UPL - IntraDay Trade Analysis with Live Signals
Back to ListIntraDay Trade Rating: 2.7
| Stock Code | UPL | Market Cap | 54,166 Cr. | Current Price | 642 ₹ | High / Low | 812 ₹ |
| Stock P/E | 108 | Book Value | 162 ₹ | Dividend Yield | 0.93 % | ROCE | 1.26 % |
| ROE | 8.20 % | Face Value | 2.00 ₹ | DMA 50 | 652 ₹ | DMA 200 | 679 ₹ |
| Chg in FII Hold | 2.94 % | Chg in DII Hold | -2.08 % | PAT Qtr | 39.1 Cr. | PAT Prev Qtr | 416 Cr. |
| RSI | 50.4 | MACD | 1.99 | Volume | 21,79,242 | Avg Vol 1Wk | 18,01,755 |
| Low price | 565 ₹ | High price | 812 ₹ | PEG Ratio | -8.96 | Debt to equity | 0.07 |
| 52w Index | 31.0 % | Qtr Profit Var | -93.7 % | EPS | 25.6 ₹ | Industry PE | 25.0 |
📈 Optimal Buy Price: 630 – 645 ₹ (near 50 DMA support)
💰 Profit Exit Levels: 670 – 690 ₹ (short-term resistance), 710 ₹ (momentum breakout)
⚠️ Stop-Loss: 620 ₹ (below support zone)
⏳ Intraday Exit Guidance: If already holding, consider booking profits near 670–690 ₹ if RSI approaches 55 or volume fades. Exit immediately if price slips under 630 ₹ with weakening momentum.
Positive
- EPS of 25.6 ₹ provides valuation support.
- Dividend yield of 0.93% adds modest investor appeal.
- Debt-to-equity ratio of 0.07 indicates low leverage risk.
- FII holdings increased (+2.94%), showing foreign investor confidence.
- Trading near 50 DMA (652 ₹), offering short-term support.
Limitation
- Extremely high P/E of 108 vs industry PE of 25.0, indicating severe overvaluation.
- ROCE (1.26%) and ROE (8.20%) reflect weak efficiency.
- PEG ratio (-8.96) suggests negative growth alignment.
- Current price (642 ₹) is below 200 DMA (679 ₹), showing medium-term weakness.
- RSI at 50.4 indicates neutral momentum, not strongly bullish.
Company Negative News
- PAT dropped sharply (39.1 Cr. vs 416 Cr.), highlighting earnings deterioration.
- Quarterly profit variation (-93.7%) reflects severe instability.
- DII holdings decreased (-2.08%), showing reduced domestic institutional confidence.
Company Positive News
- Foreign institutional inflows (+2.94%) highlight external optimism.

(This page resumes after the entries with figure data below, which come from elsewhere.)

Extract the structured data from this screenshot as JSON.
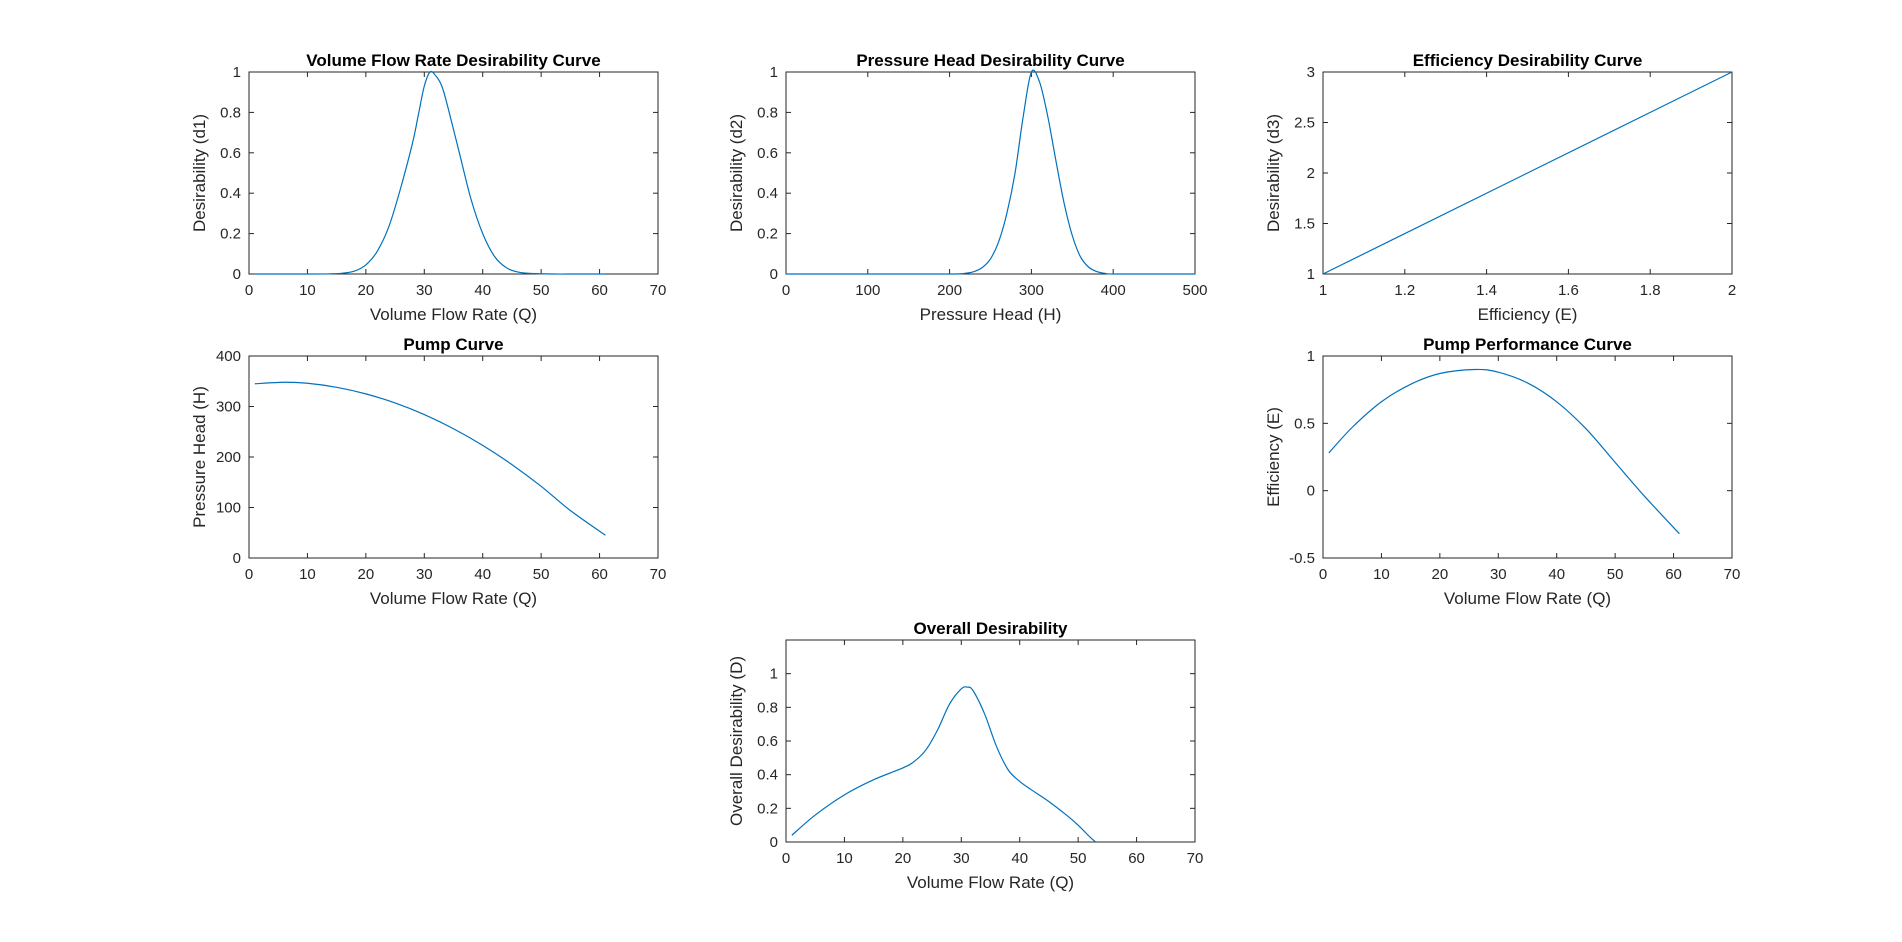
{
  "figure": {
    "background": "#ffffff",
    "line_color": "#0072bd",
    "axis_color": "#262626"
  },
  "chart_data": [
    {
      "id": "d1",
      "type": "line",
      "title": "Volume Flow Rate Desirability Curve",
      "xlabel": "Volume Flow Rate (Q)",
      "ylabel": "Desirability (d1)",
      "xlim": [
        0,
        70
      ],
      "ylim": [
        0,
        1
      ],
      "xticks": [
        0,
        10,
        20,
        30,
        40,
        50,
        60,
        70
      ],
      "yticks": [
        0,
        0.2,
        0.4,
        0.6,
        0.8,
        1
      ],
      "grid": false,
      "series": [
        {
          "x": [
            1,
            5,
            10,
            14,
            16,
            18,
            20,
            22,
            24,
            26,
            28,
            29,
            30,
            31,
            32,
            33,
            34,
            36,
            38,
            40,
            42,
            44,
            46,
            48,
            52,
            56,
            61
          ],
          "y": [
            0,
            0,
            0,
            0.001,
            0.004,
            0.014,
            0.045,
            0.115,
            0.24,
            0.43,
            0.65,
            0.79,
            0.93,
            1.0,
            0.98,
            0.93,
            0.83,
            0.6,
            0.37,
            0.2,
            0.088,
            0.032,
            0.01,
            0.003,
            0,
            0,
            0
          ]
        }
      ]
    },
    {
      "id": "d2",
      "type": "line",
      "title": "Pressure Head Desirability Curve",
      "xlabel": "Pressure Head (H)",
      "ylabel": "Desirability (d2)",
      "xlim": [
        0,
        500
      ],
      "ylim": [
        0,
        1
      ],
      "xticks": [
        0,
        100,
        200,
        300,
        400,
        500
      ],
      "yticks": [
        0,
        0.2,
        0.4,
        0.6,
        0.8,
        1
      ],
      "grid": false,
      "series": [
        {
          "x": [
            0,
            100,
            200,
            220,
            230,
            240,
            250,
            260,
            270,
            280,
            290,
            300,
            310,
            320,
            330,
            340,
            350,
            360,
            370,
            380,
            390,
            400,
            450,
            500
          ],
          "y": [
            0,
            0,
            0,
            0.004,
            0.012,
            0.032,
            0.075,
            0.16,
            0.3,
            0.5,
            0.78,
            1.0,
            0.95,
            0.78,
            0.56,
            0.35,
            0.19,
            0.085,
            0.034,
            0.012,
            0.003,
            0,
            0,
            0
          ]
        }
      ]
    },
    {
      "id": "d3",
      "type": "line",
      "title": "Efficiency Desirability Curve",
      "xlabel": "Efficiency (E)",
      "ylabel": "Desirability (d3)",
      "xlim": [
        1,
        2
      ],
      "ylim": [
        1,
        3
      ],
      "xticks": [
        1,
        1.2,
        1.4,
        1.6,
        1.8,
        2
      ],
      "yticks": [
        1,
        1.5,
        2,
        2.5,
        3
      ],
      "grid": false,
      "series": [
        {
          "x": [
            1,
            2
          ],
          "y": [
            1,
            3
          ]
        }
      ]
    },
    {
      "id": "pump",
      "type": "line",
      "title": "Pump Curve",
      "xlabel": "Volume Flow Rate (Q)",
      "ylabel": "Pressure Head (H)",
      "xlim": [
        0,
        70
      ],
      "ylim": [
        0,
        400
      ],
      "xticks": [
        0,
        10,
        20,
        30,
        40,
        50,
        60,
        70
      ],
      "yticks": [
        0,
        100,
        200,
        300,
        400
      ],
      "grid": false,
      "series": [
        {
          "x": [
            1,
            6,
            10,
            15,
            20,
            25,
            30,
            35,
            40,
            45,
            50,
            55,
            61
          ],
          "y": [
            345,
            348,
            346,
            338,
            325,
            307,
            284,
            256,
            223,
            185,
            142,
            94,
            45
          ]
        }
      ]
    },
    {
      "id": "perf",
      "type": "line",
      "title": "Pump Performance Curve",
      "xlabel": "Volume Flow Rate (Q)",
      "ylabel": "Efficiency (E)",
      "xlim": [
        0,
        70
      ],
      "ylim": [
        -0.5,
        1
      ],
      "xticks": [
        0,
        10,
        20,
        30,
        40,
        50,
        60,
        70
      ],
      "yticks": [
        -0.5,
        0,
        0.5,
        1
      ],
      "grid": false,
      "series": [
        {
          "x": [
            1,
            5,
            10,
            15,
            20,
            26,
            30,
            35,
            40,
            45,
            50,
            55,
            61
          ],
          "y": [
            0.28,
            0.47,
            0.66,
            0.79,
            0.87,
            0.9,
            0.88,
            0.8,
            0.66,
            0.46,
            0.21,
            -0.04,
            -0.32
          ]
        }
      ]
    },
    {
      "id": "overall",
      "type": "line",
      "title": "Overall Desirability",
      "xlabel": "Volume Flow Rate (Q)",
      "ylabel": "Overall Desirability (D)",
      "xlim": [
        0,
        70
      ],
      "ylim": [
        0,
        1.2
      ],
      "xticks": [
        0,
        10,
        20,
        30,
        40,
        50,
        60,
        70
      ],
      "yticks": [
        0,
        0.2,
        0.4,
        0.6,
        0.8,
        1
      ],
      "grid": false,
      "series": [
        {
          "x": [
            1,
            5,
            10,
            15,
            20,
            22,
            24,
            26,
            28,
            30,
            31,
            32,
            34,
            36,
            38,
            40,
            42,
            45,
            48,
            50,
            52,
            53
          ],
          "y": [
            0.04,
            0.16,
            0.28,
            0.37,
            0.44,
            0.48,
            0.55,
            0.67,
            0.82,
            0.91,
            0.92,
            0.9,
            0.76,
            0.57,
            0.43,
            0.36,
            0.31,
            0.24,
            0.16,
            0.1,
            0.03,
            0
          ]
        }
      ]
    }
  ]
}
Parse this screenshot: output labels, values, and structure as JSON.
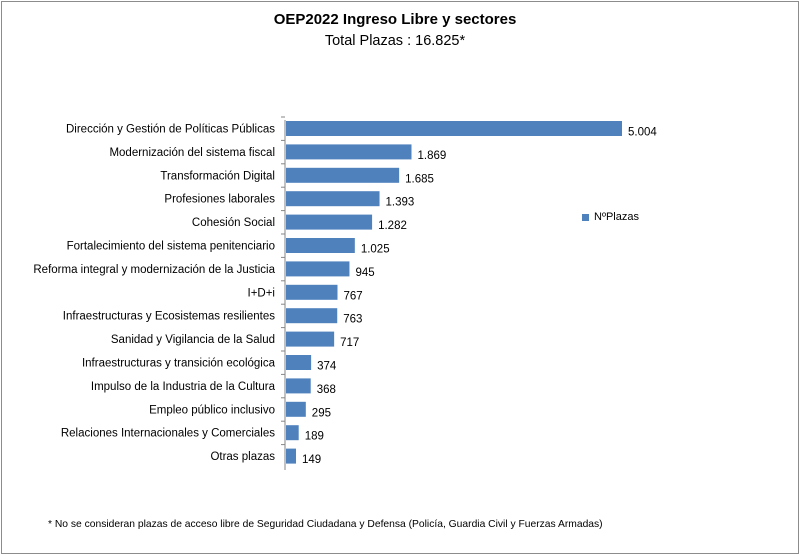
{
  "chart_data": {
    "type": "bar",
    "orientation": "horizontal",
    "title": "OEP2022 Ingreso Libre y sectores",
    "subtitle": "Total Plazas : 16.825*",
    "categories": [
      "Dirección y Gestión de Políticas Públicas",
      "Modernización del sistema fiscal",
      "Transformación Digital",
      "Profesiones laborales",
      "Cohesión Social",
      "Fortalecimiento del sistema penitenciario",
      "Reforma integral y modernización de la Justicia",
      "I+D+i",
      "Infraestructuras y Ecosistemas resilientes",
      "Sanidad y Vigilancia de la Salud",
      "Infraestructuras y transición ecológica",
      "Impulso de la Industria de la Cultura",
      "Empleo público inclusivo",
      "Relaciones Internacionales y Comerciales",
      "Otras plazas"
    ],
    "series": [
      {
        "name": "NºPlazas",
        "values": [
          5004,
          1869,
          1685,
          1393,
          1282,
          1025,
          945,
          767,
          763,
          717,
          374,
          368,
          295,
          189,
          149
        ],
        "value_labels": [
          "5.004",
          "1.869",
          "1.685",
          "1.393",
          "1.282",
          "1.025",
          "945",
          "767",
          "763",
          "717",
          "374",
          "368",
          "295",
          "189",
          "149"
        ]
      }
    ],
    "bar_color": "#4f81bd",
    "legend_position": "right",
    "grid": false,
    "xlim": [
      0,
      5004
    ]
  },
  "footnote": "* No se consideran plazas de acceso libre de Seguridad Ciudadana y Defensa (Policía, Guardia Civil y Fuerzas Armadas)"
}
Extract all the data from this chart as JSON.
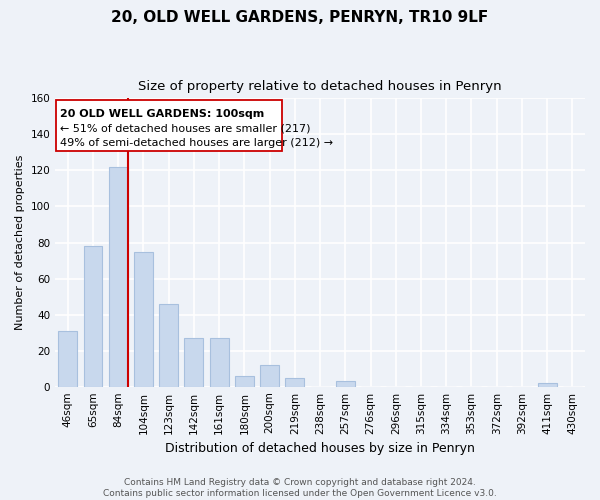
{
  "title": "20, OLD WELL GARDENS, PENRYN, TR10 9LF",
  "subtitle": "Size of property relative to detached houses in Penryn",
  "xlabel": "Distribution of detached houses by size in Penryn",
  "ylabel": "Number of detached properties",
  "bar_labels": [
    "46sqm",
    "65sqm",
    "84sqm",
    "104sqm",
    "123sqm",
    "142sqm",
    "161sqm",
    "180sqm",
    "200sqm",
    "219sqm",
    "238sqm",
    "257sqm",
    "276sqm",
    "296sqm",
    "315sqm",
    "334sqm",
    "353sqm",
    "372sqm",
    "392sqm",
    "411sqm",
    "430sqm"
  ],
  "bar_values": [
    31,
    78,
    122,
    75,
    46,
    27,
    27,
    6,
    12,
    5,
    0,
    3,
    0,
    0,
    0,
    0,
    0,
    0,
    0,
    2,
    0
  ],
  "bar_color": "#c8d8ed",
  "bar_edge_color": "#a8c0de",
  "ylim": [
    0,
    160
  ],
  "yticks": [
    0,
    20,
    40,
    60,
    80,
    100,
    120,
    140,
    160
  ],
  "property_line_color": "#cc0000",
  "annotation_title": "20 OLD WELL GARDENS: 100sqm",
  "annotation_line1": "← 51% of detached houses are smaller (217)",
  "annotation_line2": "49% of semi-detached houses are larger (212) →",
  "annotation_box_color": "#ffffff",
  "annotation_box_edge_color": "#cc0000",
  "footer_line1": "Contains HM Land Registry data © Crown copyright and database right 2024.",
  "footer_line2": "Contains public sector information licensed under the Open Government Licence v3.0.",
  "background_color": "#eef2f8",
  "grid_color": "#ffffff",
  "title_fontsize": 11,
  "subtitle_fontsize": 9.5,
  "xlabel_fontsize": 9,
  "ylabel_fontsize": 8,
  "tick_fontsize": 7.5,
  "footer_fontsize": 6.5
}
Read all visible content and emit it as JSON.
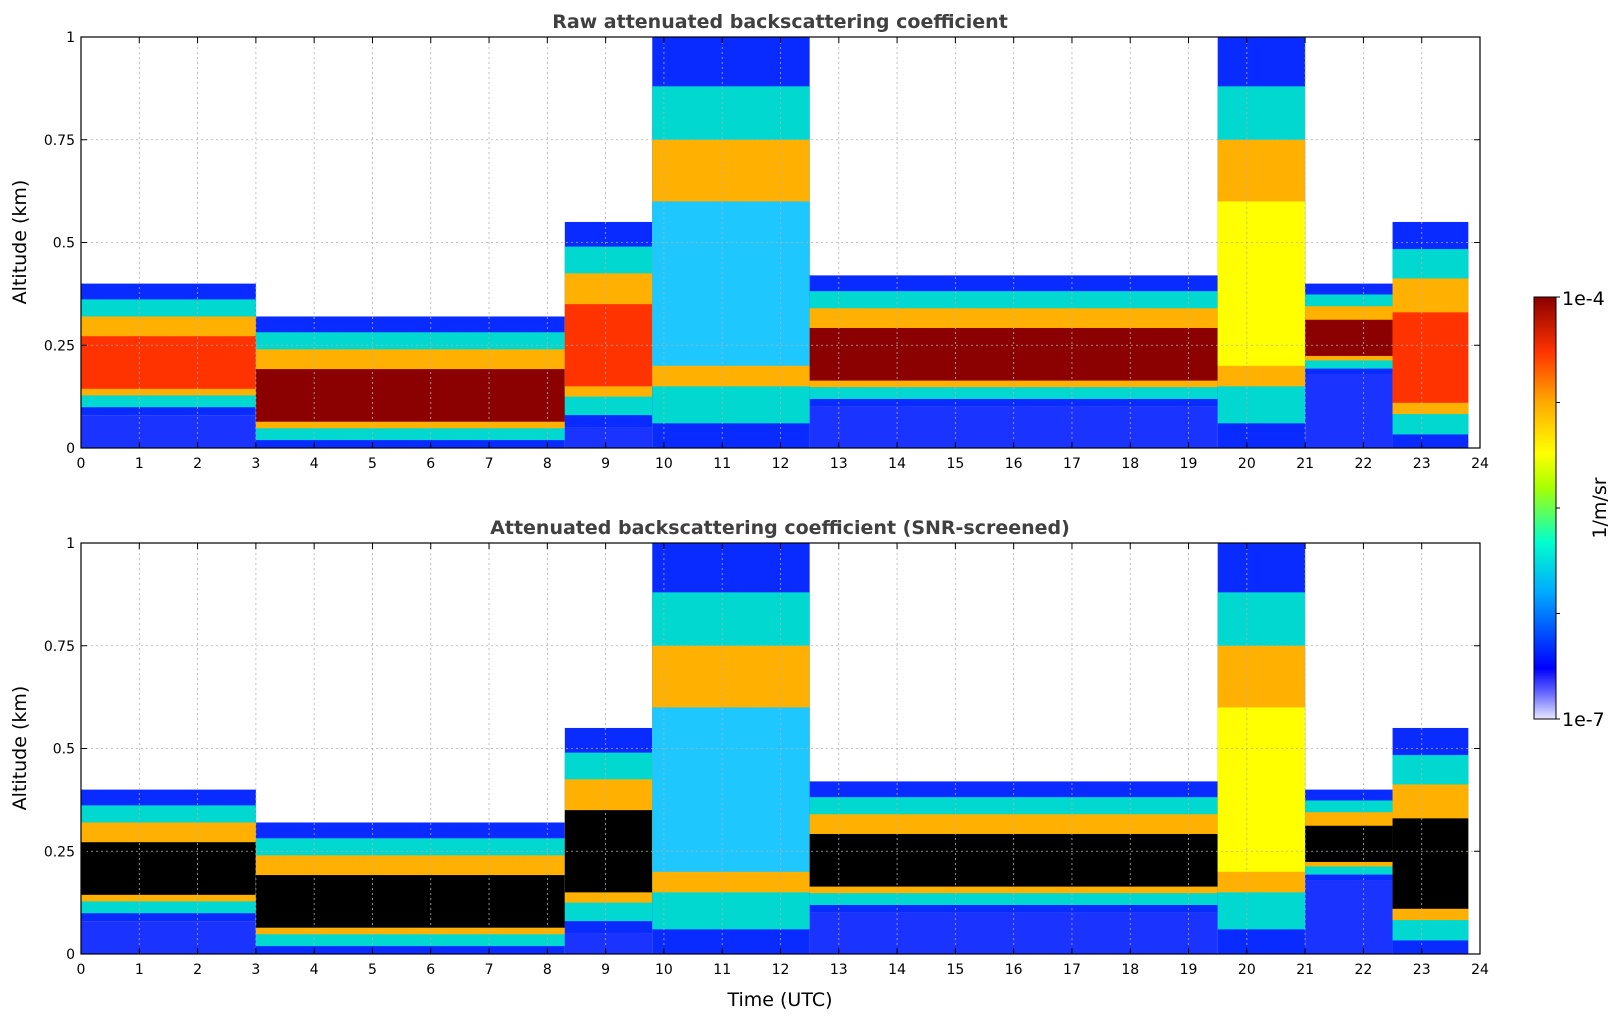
{
  "chart_data": [
    {
      "type": "heatmap",
      "title": "Raw attenuated backscattering coefficient",
      "xlabel": "",
      "ylabel": "Altitude (km)",
      "xlim": [
        0,
        24
      ],
      "ylim": [
        0,
        1
      ],
      "xticks": [
        "0",
        "1",
        "2",
        "3",
        "4",
        "5",
        "6",
        "7",
        "8",
        "9",
        "10",
        "11",
        "12",
        "13",
        "14",
        "15",
        "16",
        "17",
        "18",
        "19",
        "20",
        "21",
        "22",
        "23",
        "24"
      ],
      "yticks": [
        "0",
        "0.25",
        "0.5",
        "0.75",
        "1"
      ],
      "grid": true,
      "features": [
        {
          "t0": 0.0,
          "t1": 3.0,
          "base": 0.08,
          "top": 0.4,
          "level": "high"
        },
        {
          "t0": 3.0,
          "t1": 8.3,
          "base": 0.0,
          "top": 0.32,
          "level": "very high"
        },
        {
          "t0": 8.3,
          "t1": 9.8,
          "base": 0.05,
          "top": 0.55,
          "level": "high"
        },
        {
          "t0": 9.8,
          "t1": 12.5,
          "base": 0.0,
          "top": 1.0,
          "level": "low-medium"
        },
        {
          "t0": 12.5,
          "t1": 19.5,
          "base": 0.1,
          "top": 0.42,
          "level": "very high"
        },
        {
          "t0": 19.5,
          "t1": 21.0,
          "base": 0.0,
          "top": 1.0,
          "level": "medium"
        },
        {
          "t0": 21.0,
          "t1": 22.5,
          "base": 0.18,
          "top": 0.4,
          "level": "very high"
        },
        {
          "t0": 22.5,
          "t1": 23.8,
          "base": 0.0,
          "top": 0.55,
          "level": "high"
        }
      ]
    },
    {
      "type": "heatmap",
      "title": "Attenuated backscattering coefficient (SNR-screened)",
      "xlabel": "Time (UTC)",
      "ylabel": "Altitude (km)",
      "xlim": [
        0,
        24
      ],
      "ylim": [
        0,
        1
      ],
      "xticks": [
        "0",
        "1",
        "2",
        "3",
        "4",
        "5",
        "6",
        "7",
        "8",
        "9",
        "10",
        "11",
        "12",
        "13",
        "14",
        "15",
        "16",
        "17",
        "18",
        "19",
        "20",
        "21",
        "22",
        "23",
        "24"
      ],
      "yticks": [
        "0",
        "0.25",
        "0.5",
        "0.75",
        "1"
      ],
      "grid": true,
      "features": [
        {
          "t0": 0.0,
          "t1": 3.0,
          "base": 0.08,
          "top": 0.4,
          "level": "screened"
        },
        {
          "t0": 3.0,
          "t1": 8.3,
          "base": 0.0,
          "top": 0.32,
          "level": "screened"
        },
        {
          "t0": 8.3,
          "t1": 9.8,
          "base": 0.05,
          "top": 0.55,
          "level": "screened"
        },
        {
          "t0": 9.8,
          "t1": 12.5,
          "base": 0.0,
          "top": 1.0,
          "level": "low-medium"
        },
        {
          "t0": 12.5,
          "t1": 19.5,
          "base": 0.1,
          "top": 0.42,
          "level": "screened"
        },
        {
          "t0": 19.5,
          "t1": 21.0,
          "base": 0.0,
          "top": 1.0,
          "level": "medium"
        },
        {
          "t0": 21.0,
          "t1": 22.5,
          "base": 0.18,
          "top": 0.4,
          "level": "screened"
        },
        {
          "t0": 22.5,
          "t1": 23.8,
          "base": 0.0,
          "top": 0.55,
          "level": "screened"
        }
      ]
    }
  ],
  "colorbar": {
    "max_label": "1e-4",
    "min_label": "1e-7",
    "unit_label": "1/m/sr",
    "colormap": [
      "#e8e8ff",
      "#0000ff",
      "#00aaff",
      "#00ffcc",
      "#aaff00",
      "#ffff00",
      "#ffaa00",
      "#ff3300",
      "#8b0000"
    ]
  }
}
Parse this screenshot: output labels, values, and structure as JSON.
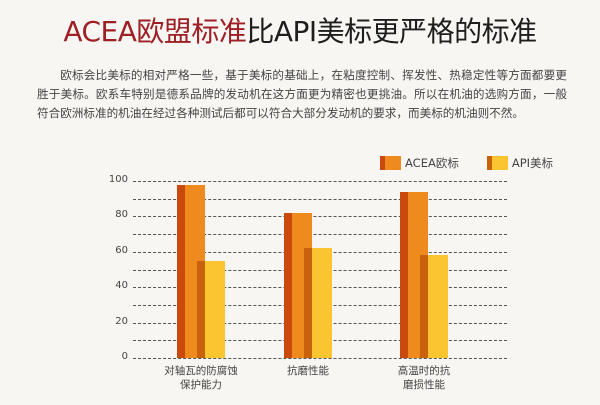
{
  "header": {
    "title_highlight": "ACEA欧盟标准",
    "title_rest": "比API美标更严格的标准"
  },
  "body_text": "欧标会比美标的相对严格一些，基于美标的基础上，在粘度控制、挥发性、热稳定性等方面都要更胜于美标。欧系车特别是德系品牌的发动机在这方面更为精密也更挑油。所以在机油的选购方面，一般符合欧洲标准的机油在经过各种测试后都可以符合大部分发动机的要求，而美标的机油则不然。",
  "colors": {
    "acea": "#ef8a1f",
    "acea_dark": "#c94a0c",
    "api": "#fbc531",
    "api_dark": "#c8620c",
    "title_highlight": "#9e1f24"
  },
  "chart_data": {
    "type": "bar",
    "title": "",
    "xlabel": "",
    "ylabel": "",
    "categories": [
      "对轴瓦的防腐蚀保护能力",
      "抗磨性能",
      "高温时的抗磨损性能"
    ],
    "category_lines": [
      [
        "对轴瓦的防腐蚀",
        "保护能力"
      ],
      [
        "抗磨性能"
      ],
      [
        "高温时的抗",
        "磨损性能"
      ]
    ],
    "series": [
      {
        "name": "ACEA欧标",
        "values": [
          98,
          82,
          94
        ]
      },
      {
        "name": "API美标",
        "values": [
          55,
          62,
          58
        ]
      }
    ],
    "ylim": [
      0,
      100
    ],
    "yticks": [
      0,
      20,
      40,
      60,
      80,
      100
    ],
    "grid": true,
    "grid_step": 10,
    "legend_position": "top-right"
  }
}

- Technical support near 50 DMA provides accumulation opportunity.
Industry
- Agrochemicals sector trades at industry PE of 25.0, much lower than UPL’s inflated valuation.
- Sector demand remains cyclical, driven by global agriculture trends, but UPL lags peers in efficiency.
Conclusion
⚖️ UPL remains a weak intraday candidate with poor fundamentals, sharp profit decline, and bearish technical indicators. While speculative trades may be attempted near 630–645 ₹ support, upside is limited to 670–710 ₹. Strict stop-loss at 620 ₹ is essential due to high volatility and overvaluation.
Would you like me to prepare a peer benchmarking overlay comparing UPL with Bayer CropScience, PI Industries, and Rallis India to highlight relative valuation, ROE/ROCE, and growth positioning?